Title : Characteristic features of stem cells in glioblastomas: From cellular biology to genetics
Abstract:
Glioblastoma’s are the most common type of primary brain tumour in adults and are the most lethal and least successfully treated solid tumours. Recently, research into the area of stem cells in brain tumour development has gained moment. However, due to the relatively new and novel hypothesis that a subpopulation of cancer cells in each malignancy has the potential for tumour initiation and repopulation the data in this area of this research is still in its infancy.
This review presentation is aimed at attempting to bring together research in this field carried out so far in order to build an understanding of glioblastoma stem cells. This is important for two mains reasons. Firstly, interest in this area of oncology has increased dramatically in recent years. This is evident from the amount of research being produced and published on this topic. A simple keyword search of ‘glioblastoma stem cells’ in ScienceDirect produced over 27,000 results. Secondly, as previously mentioned glioblastomas are the most common type of primary brain tumour and one of the most lethal solid tumours but least successfully treated solid tumours with a median survival time of only 12 months. Compared with the advances in the treatment of other types of tumours, the poor prognosis for glioblastoma patients has improved minimally over decades, underscoring the challenges and difficulties in effectively treating these fatal cancers.

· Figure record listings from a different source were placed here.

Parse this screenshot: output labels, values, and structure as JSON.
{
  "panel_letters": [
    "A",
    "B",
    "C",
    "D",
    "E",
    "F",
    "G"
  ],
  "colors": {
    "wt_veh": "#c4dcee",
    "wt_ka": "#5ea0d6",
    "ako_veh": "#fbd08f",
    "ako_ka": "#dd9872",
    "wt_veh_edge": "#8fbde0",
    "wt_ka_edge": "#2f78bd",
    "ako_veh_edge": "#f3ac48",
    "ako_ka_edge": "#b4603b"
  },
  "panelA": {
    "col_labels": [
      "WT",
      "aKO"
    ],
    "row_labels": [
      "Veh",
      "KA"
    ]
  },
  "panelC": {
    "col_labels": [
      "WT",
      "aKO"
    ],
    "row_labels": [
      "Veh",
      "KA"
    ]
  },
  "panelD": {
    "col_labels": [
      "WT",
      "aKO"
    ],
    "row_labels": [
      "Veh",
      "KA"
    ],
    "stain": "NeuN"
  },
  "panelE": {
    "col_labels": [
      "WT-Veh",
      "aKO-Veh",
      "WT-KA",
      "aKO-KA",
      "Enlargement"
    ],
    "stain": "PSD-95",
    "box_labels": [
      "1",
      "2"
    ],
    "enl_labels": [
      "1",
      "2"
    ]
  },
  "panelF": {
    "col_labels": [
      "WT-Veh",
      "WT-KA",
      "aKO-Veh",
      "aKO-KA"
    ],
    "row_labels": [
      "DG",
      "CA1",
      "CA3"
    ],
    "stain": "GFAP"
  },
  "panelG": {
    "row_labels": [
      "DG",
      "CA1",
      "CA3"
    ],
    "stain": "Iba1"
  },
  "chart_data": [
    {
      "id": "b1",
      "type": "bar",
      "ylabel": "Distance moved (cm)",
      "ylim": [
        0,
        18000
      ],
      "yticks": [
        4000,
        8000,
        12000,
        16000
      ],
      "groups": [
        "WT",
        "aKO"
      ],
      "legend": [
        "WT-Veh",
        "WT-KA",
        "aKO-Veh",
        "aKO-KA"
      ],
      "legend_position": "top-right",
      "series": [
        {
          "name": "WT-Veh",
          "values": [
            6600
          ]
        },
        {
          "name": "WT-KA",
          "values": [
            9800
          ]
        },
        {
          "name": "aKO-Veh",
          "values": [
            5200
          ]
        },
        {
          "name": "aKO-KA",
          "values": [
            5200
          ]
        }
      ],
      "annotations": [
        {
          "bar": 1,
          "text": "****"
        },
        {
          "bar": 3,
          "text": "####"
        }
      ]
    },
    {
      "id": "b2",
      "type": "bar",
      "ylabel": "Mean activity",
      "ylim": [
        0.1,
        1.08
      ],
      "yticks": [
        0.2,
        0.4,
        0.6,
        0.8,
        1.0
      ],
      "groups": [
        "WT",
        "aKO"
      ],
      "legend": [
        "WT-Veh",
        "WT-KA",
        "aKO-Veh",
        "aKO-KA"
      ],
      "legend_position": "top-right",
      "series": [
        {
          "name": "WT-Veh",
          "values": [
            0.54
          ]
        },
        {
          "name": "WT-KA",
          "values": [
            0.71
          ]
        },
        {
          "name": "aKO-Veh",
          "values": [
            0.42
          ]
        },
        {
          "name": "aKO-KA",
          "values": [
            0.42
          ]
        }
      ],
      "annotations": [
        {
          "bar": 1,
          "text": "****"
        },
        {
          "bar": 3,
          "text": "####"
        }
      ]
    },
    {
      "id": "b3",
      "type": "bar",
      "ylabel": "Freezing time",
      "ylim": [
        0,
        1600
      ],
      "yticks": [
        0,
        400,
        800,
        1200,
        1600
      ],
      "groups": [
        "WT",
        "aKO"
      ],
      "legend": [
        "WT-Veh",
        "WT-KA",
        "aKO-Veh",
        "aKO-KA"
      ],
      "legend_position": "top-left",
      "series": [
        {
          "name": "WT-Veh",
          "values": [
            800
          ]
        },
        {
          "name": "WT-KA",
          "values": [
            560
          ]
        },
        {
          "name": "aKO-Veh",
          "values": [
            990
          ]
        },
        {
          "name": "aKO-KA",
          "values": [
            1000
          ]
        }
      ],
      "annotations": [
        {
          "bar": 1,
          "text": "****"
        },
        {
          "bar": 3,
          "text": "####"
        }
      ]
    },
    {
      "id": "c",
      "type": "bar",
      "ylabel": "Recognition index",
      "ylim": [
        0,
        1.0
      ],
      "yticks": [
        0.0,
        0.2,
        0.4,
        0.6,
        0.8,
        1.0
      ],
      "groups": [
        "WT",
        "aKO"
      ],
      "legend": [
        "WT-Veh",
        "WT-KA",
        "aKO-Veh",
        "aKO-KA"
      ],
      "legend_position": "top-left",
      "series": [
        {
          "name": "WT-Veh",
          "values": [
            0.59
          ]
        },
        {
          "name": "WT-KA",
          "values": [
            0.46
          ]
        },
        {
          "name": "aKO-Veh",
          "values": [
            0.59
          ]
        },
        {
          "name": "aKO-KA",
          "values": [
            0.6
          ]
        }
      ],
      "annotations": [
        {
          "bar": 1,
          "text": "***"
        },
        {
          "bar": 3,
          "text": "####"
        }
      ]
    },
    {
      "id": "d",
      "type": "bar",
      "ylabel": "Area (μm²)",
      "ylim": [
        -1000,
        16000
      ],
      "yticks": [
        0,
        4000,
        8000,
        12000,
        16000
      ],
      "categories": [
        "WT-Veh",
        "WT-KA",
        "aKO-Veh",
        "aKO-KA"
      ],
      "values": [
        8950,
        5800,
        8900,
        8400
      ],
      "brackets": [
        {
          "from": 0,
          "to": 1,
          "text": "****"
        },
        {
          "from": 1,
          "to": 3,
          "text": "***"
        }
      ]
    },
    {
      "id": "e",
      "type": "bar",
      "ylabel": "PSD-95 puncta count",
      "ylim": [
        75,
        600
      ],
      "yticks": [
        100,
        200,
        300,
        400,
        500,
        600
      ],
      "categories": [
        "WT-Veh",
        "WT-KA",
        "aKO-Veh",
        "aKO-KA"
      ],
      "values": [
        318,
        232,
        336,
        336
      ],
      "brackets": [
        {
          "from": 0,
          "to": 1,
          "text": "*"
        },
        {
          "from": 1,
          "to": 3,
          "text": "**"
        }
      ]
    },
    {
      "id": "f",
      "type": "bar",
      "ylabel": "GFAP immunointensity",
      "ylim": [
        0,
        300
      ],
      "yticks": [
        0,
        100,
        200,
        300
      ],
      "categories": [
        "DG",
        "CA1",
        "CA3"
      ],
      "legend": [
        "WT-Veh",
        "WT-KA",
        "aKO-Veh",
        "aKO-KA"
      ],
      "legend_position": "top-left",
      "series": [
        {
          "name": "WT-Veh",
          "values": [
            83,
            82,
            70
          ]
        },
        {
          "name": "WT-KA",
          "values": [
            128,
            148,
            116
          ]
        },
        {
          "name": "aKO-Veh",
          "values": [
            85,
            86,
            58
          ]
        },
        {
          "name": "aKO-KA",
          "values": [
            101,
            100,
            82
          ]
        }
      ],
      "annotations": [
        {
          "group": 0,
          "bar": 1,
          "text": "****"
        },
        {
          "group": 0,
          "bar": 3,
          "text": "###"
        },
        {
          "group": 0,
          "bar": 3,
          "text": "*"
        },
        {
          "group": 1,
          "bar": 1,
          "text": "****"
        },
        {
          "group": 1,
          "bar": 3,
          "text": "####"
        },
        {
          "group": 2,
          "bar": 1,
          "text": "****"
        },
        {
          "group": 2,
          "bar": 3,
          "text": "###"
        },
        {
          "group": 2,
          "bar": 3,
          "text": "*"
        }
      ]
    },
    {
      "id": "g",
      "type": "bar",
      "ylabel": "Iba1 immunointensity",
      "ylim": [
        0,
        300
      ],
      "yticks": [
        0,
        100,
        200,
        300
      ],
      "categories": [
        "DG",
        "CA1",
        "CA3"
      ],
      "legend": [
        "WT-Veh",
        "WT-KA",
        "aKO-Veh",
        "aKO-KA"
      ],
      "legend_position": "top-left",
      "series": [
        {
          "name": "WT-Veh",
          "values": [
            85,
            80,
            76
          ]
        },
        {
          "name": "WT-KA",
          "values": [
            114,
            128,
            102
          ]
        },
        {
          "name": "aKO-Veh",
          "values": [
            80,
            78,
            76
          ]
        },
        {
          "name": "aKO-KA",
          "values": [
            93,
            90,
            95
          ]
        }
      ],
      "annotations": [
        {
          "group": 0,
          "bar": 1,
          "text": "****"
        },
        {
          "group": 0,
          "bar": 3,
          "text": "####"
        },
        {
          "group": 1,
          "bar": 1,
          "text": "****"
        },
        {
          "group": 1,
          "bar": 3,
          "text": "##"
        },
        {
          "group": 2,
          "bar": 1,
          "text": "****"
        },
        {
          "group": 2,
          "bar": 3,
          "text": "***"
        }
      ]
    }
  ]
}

Initially, we consider glioblastoma stem cells at a morphological and cellular level including that neuronal stem cells differ according to the region of the brain in which they are located and therefore depending on the where a glioblastoma originates means glioblastoma stem cells may have specific mutations unique to the location of origin. Important cell markers for these stem cells are also discussed including CD133, SOX-2, CXCR4, and L1CAM. Being able to identify reliable and specific markers for glioblastomas has obvious benefit in both providing opportunities for tagging these cells so that the microscopic tumour burden can be located and providing targets for pharmaceutical therapies. The presentation also covers signalling pathways and genetic mutations which are involved in the development of glioblastomas stem cells. Understanding these changes leads to greater insight into how normal stem cells develop into carcinogenic cells and what changes are required in order for this process to occur.